她一边骂一边用力将那姑娘往桥栏杆上推搡。
那姑娘身形单薄,被她揪得头皮生疼,眼泪扑簌簌往下掉,却只是低着头,死死咬着嘴唇,一声不吭。
老妇人见她不还嘴,气焰更盛。
猛地将姑娘往前一拽,扯着她转向围观的众人,扯着嗓子喊道:“大家都来看看!都来评评理啊!这就是东街陈大壮家的闺女!她爹觉得我儿只是个穷书生,配不上他家这能挣银钱的金疙瘩。
瞧不上就瞧不上吧,要退亲我家也同意了。
可前脚收了退婚书,后脚这不要脸的贱蹄子竟还敢写那等下流书信约我儿到此,要撺掇我儿跟她私奔!

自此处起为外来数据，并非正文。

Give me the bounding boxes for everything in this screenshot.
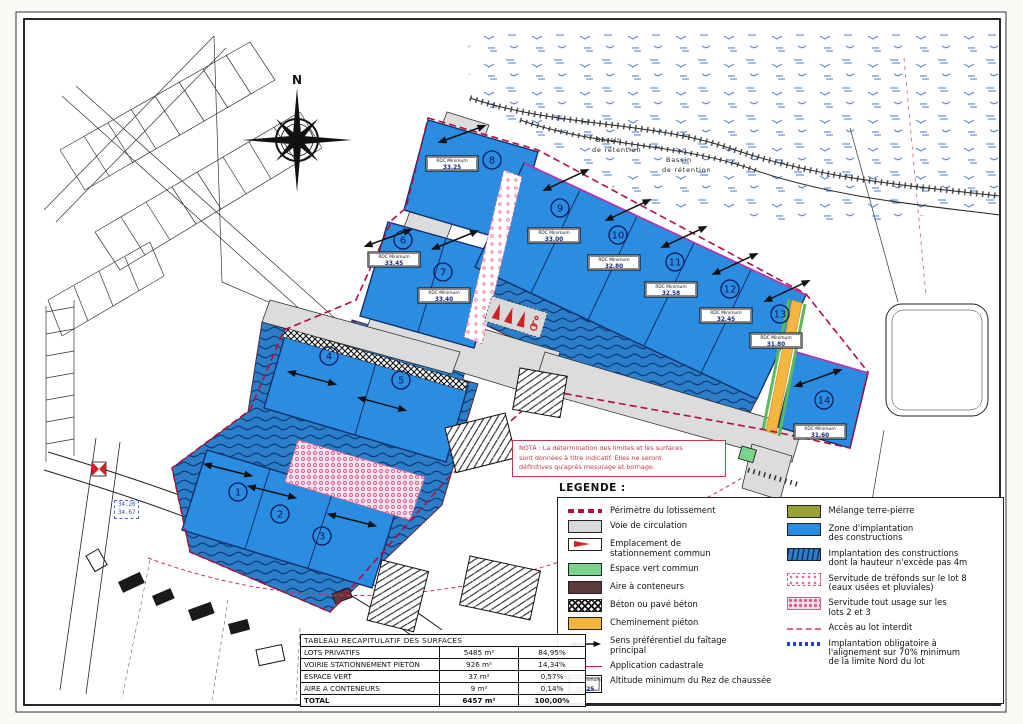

老天爷啊,你们说说这世上哪有这等没皮没脸的女子?!这是要毁了我儿的前程,毁了我李家啊!”
她骂得兴起,脸上横肉抖动,眼中闪烁着恶毒的光芒。
说着还觉得不够解气,腾出手在那姑娘纤细的胳膊上狠狠拧了几下。
姑娘痛得浑身一颤,却依旧死死忍着,只发出低低的呜咽。
围观的人群指指点点,议论纷纷。
有摇头叹息的,有幸灾乐祸的,有面露鄙夷窃窃私语的,更有些粗鄙的男子目光不怀好意地在姑娘凌乱的衣衫和苍白的脸上逡巡,嘴里说着不干不净的腌臜话。
那老妇人见状更是得意,仿佛自己成了正义的化身。
顾雅眯起眼睛,透过攒动的人头,仔细看向那个被揪着头发、狼狈不堪的姑娘。
虽然发髻散乱,脸颊红肿,泪痕满面,但那眉眼轮廓,依稀有些熟悉……
这不是她娇颜阁里那个叫陈萍的女工吗?
顾雅的心微微一沉。
她记得这姑娘干活极为利落,手脚勤快,嘴也甜,很会招呼客人,是她店里业绩拔尖的几个姑娘之一。每月工钱加上提成,能拿到十两有余。
在这个年代,已是极高的收入,大部分男子都不一定能挣到这些银钱。
平时瞧着是个明事理、有分寸的,说话做事条理分明,不像是这般糊涂冲动、行事不计后果的人啊。